Buyer sentiment wanes as house market hit by regulatory measures
Sales of existing homes retreated in Shanghai last month as a slew of measures introduced lately to cool down the market started to dampen buyer sentiment.
Across the city, about 24,000 pre-owned homes changed hands in July, a month-over-month drop of 15 percent, Shanghai Homelink Real Estate Agency said in its regular monthly report.
By value, existing homes worth a total of 81.9 billion yuan (US$12.6 billion) were sold, a decrease of 13 percent from June.
Existing homes sold for an average of 3.43 million yuan, up 2 percent from June.
"July's volume was the second lowest so far this year, outperforming only February which was mainly affected by the Spring Festival holiday," said Yang Yulei, a senior analyst with Homelink.
"The latest introduction of property-related measures, including verification of pre-owned homes' list price, has definitely left some impact on home seekers' expectations for the market."
Shanghai Housing Administration Bureau announced on July 9 that the list price of every pre-owned home must be verified by the local industry watchdog. Any listing that failed to pass the check, which is based on the normal range, cannot be made public.

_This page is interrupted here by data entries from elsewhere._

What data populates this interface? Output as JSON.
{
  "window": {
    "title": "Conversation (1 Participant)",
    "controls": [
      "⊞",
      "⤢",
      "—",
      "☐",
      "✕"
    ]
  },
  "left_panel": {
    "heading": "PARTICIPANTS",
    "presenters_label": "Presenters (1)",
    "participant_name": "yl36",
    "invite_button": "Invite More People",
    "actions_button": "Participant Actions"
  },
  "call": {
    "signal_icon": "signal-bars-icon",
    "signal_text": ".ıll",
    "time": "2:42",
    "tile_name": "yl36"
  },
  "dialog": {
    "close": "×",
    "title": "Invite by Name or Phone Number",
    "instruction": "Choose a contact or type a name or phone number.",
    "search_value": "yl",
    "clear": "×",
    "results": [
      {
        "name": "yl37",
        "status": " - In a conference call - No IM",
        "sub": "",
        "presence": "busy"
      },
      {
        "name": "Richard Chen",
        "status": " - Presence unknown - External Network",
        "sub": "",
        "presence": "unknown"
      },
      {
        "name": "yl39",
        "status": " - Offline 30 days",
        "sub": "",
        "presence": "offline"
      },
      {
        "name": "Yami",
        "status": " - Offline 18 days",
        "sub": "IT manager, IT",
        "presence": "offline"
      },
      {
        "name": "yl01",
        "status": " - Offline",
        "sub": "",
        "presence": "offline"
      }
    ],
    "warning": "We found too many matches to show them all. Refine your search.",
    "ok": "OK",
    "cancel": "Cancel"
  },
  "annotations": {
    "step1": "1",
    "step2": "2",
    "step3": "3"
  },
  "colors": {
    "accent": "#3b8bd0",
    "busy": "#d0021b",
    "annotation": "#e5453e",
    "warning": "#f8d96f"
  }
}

As a result, the list price of existing homes on Homelink outlets fell an average 8 percent from June, with some home owners proposing price cuts themselves.
Two weeks later on July 23, Shanghai's housing authority issued a notice outlining strengthened regulations on property gifting to improve the effectiveness of restrictions on home purchases.
Under the new rule, home purchase restrictions imposed on a granter of property gifting will now remain in place for five years after the property title is transferred to a grantee. Previously, property gifting had been used to circumvent existing home purchase restrictions.
And one day after that, Shanghai also raised mortgage rates for non-first-time buyers to 5.7 percent from 5.25 percent.
"All these measures are aimed at stabilizing the housing market and should work together to affect transaction volume in the coming month," Yang said. "Property-viewing arrangements handled by Homelink, for instance, fell 16 percent in July, shrinking for the second consecutive month."
Citywide, Nanqiao in Fengxian District, Huinan and Zhoukang, both in the Pudong New Area, were the most sought-after locations among pre-owned home seekers, with sales of 806, 675 and 560 homes respectively, according to Homelink.
In the first seven months of 2021, about 204,000 existing homes, with a total value of 687.6 billion yuan, were sold across the city, up 46 percent and 54 percent from same period a year ago. The average price of these homes was 3.37 million yuan, an increase of 6 percent year on year.
A separate report released earlier by Shanghai Centaline Property showed that new home sales, excluding government-subsidized affordable housing, fell 25.5 percent from June to 802,000 square meters in July, despite continuously robust new supply.
Some 1.17 million square meters of new residential properties were rolled out into the market, up 0.5 percent from the previous month.